Nous avons attendu un bon moment sous un soleil mettant à l'épreuve la résistance de la peau de notre nuque. En suivant les autres, j'ai sacrifié ma séance pour Ducoboo, qui devait commencer 30mn avant The artist. Incertain au départ de pouvoir entrer pour ce dernier, j'avais proposé la séance de Polisse à la même heure, mais qui devait quoiqu'il en soit attirer autant de monde, donc il aurait été tout aussi peu sûr de pouvoir le voir en voulant s'y rendre.
Deux d'entre nous se sont fait offrir des invitations, tandis que j'ai attendu avec les autres sous ce même soleil jusqu'à ce qu'on nous fasse passer la grille en nous demandant de jeter nos bouteilles d'eau.
L'accès au Palais ne signifiait pas forcément l'accès à la salle, car, bien qu'en me dépêchant en ne me prenant pas en photo sur le tapis rouge contrairement à d'autres, je suis arrivé sans être sûr de pouvoir rentrer. Heureusement, alors que tout semblait fini, j'ai entendu à une entrée autre que celle où je me trouvais l'annonce d'une place restante, que j'ai pu occuper en dépassant un homme en couple hésitant à attendre sa compagne ou non.

 
The Artist
 

Fiche du film :
Réalisateur : Michel Hazanavicius
Année : 2011
Genre : Comédie
Acteurs principaux : Jean Dujardin, Bérénice Bejo, John Goodman
Résumé : Une star du film muet tombe amoureux d'une inconnue sur un tournage.
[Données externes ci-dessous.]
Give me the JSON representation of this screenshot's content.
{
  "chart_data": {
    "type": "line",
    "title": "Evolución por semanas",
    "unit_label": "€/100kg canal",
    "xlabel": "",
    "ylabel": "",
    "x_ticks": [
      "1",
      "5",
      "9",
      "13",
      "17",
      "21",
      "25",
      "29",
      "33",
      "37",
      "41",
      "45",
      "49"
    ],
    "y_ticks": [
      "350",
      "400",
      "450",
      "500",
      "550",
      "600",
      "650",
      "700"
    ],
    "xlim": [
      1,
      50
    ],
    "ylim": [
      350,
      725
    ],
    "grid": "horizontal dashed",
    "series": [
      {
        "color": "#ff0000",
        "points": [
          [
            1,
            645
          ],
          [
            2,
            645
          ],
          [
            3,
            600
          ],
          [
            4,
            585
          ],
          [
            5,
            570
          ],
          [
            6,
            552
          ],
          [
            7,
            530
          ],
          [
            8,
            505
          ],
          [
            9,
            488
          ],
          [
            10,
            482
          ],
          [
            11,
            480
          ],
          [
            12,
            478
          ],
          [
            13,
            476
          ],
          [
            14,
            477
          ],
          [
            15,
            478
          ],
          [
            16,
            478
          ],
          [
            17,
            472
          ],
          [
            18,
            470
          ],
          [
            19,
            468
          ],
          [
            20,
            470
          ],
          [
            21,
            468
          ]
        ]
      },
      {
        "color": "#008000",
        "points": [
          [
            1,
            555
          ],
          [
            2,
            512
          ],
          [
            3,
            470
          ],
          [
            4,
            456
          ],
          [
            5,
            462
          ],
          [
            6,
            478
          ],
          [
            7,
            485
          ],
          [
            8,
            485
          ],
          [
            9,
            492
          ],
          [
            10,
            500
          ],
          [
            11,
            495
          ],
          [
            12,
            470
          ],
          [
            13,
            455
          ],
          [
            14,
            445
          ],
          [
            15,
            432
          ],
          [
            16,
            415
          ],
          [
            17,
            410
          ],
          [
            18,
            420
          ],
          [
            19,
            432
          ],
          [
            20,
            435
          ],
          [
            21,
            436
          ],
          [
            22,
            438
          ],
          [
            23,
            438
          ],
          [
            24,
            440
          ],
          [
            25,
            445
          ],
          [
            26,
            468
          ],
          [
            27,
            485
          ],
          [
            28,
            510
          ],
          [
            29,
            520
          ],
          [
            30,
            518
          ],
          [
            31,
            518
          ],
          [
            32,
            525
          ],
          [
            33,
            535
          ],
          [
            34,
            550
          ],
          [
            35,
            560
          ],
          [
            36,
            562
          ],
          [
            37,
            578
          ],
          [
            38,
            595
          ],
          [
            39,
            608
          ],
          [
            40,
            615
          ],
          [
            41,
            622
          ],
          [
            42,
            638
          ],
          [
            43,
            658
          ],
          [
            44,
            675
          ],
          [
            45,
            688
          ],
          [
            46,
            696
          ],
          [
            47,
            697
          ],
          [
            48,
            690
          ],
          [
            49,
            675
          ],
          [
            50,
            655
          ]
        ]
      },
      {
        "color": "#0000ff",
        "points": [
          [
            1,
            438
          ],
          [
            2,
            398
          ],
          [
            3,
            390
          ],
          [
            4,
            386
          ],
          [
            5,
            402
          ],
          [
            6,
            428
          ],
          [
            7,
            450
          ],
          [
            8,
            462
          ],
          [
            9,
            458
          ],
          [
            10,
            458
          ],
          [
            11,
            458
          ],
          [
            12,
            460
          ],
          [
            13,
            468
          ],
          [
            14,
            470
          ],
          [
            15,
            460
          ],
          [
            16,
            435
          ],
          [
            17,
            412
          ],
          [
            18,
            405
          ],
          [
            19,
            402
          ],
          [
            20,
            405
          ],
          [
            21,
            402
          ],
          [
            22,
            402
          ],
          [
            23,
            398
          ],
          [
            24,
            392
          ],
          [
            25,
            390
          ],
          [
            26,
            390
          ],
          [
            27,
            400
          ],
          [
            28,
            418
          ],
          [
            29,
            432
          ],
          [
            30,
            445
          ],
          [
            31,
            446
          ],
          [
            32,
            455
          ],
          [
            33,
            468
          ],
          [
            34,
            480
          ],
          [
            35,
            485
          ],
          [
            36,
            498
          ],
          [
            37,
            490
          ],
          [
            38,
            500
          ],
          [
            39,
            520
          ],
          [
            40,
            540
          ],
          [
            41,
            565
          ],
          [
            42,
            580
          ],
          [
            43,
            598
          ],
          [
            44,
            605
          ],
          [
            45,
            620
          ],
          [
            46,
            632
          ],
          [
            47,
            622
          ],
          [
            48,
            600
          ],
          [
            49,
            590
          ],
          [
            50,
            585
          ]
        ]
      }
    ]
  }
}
Leurs chemins se séparent en même temps qu'au cinéma apparaît le son, ce changement apportant la faillite pour l'un des deux et la gloire pour l'autre.

Avis sur le film :
Mel Brooks avait déjà essayé de faire un film muet dans un contexte contemporain, ce n'était pas une réussite selon moi, et ça fait peut être partie des éléments qui ont fait que je n'étais pas tenté par The artist.
La grande différence ici, c'est tout de même qu'il y a de la musique au piano, comme dans les salles de cinéma d'avant les années 30, alors que Brooks optait pour le silence complet, forcément ennuyeux au bout d'un moment.
La musique du film d'Hazanavicius est magistrale, et évidemment une grande importance lui est accordée puisqu'elle couvre tout le film. Je pensais qu'elle allait finir par lasser à la longue, mais au bout d'un moment on est trop pris par le film pour que ça n'arrive.
Comme pour Mel Brooks, l'imaginaire du film muet, repris dans un contexte moderne, est lié aux grands studios de cinéma vus depuis les coulisses auxquels on attribué une esthétique rétro. Dans Silent movie, Brooks ne faisait pas dans la finesse, aussi bien concernant ses gags que pour son scénario dans lequel il se mettait en scène essayant d'instaurer son film muet à Hollywood.
Hazanavicius se montre plus malin. La mise en abîme du début, où le film dans le film est vu en plein écran ou intégré sur l'écran d'une salle de cinéma des années 20 où le public est hilare, fait déjà preuve d'un regard empli de tendresse sur une autre époque, et ça se poursuit dans le scénario mêlant une histoire d'amour avec celle d'une ère du cinéma reproduite avec respect, liant la rupture réelle entre le muet et le parlant à la difficulté de la relation entre deux personnages.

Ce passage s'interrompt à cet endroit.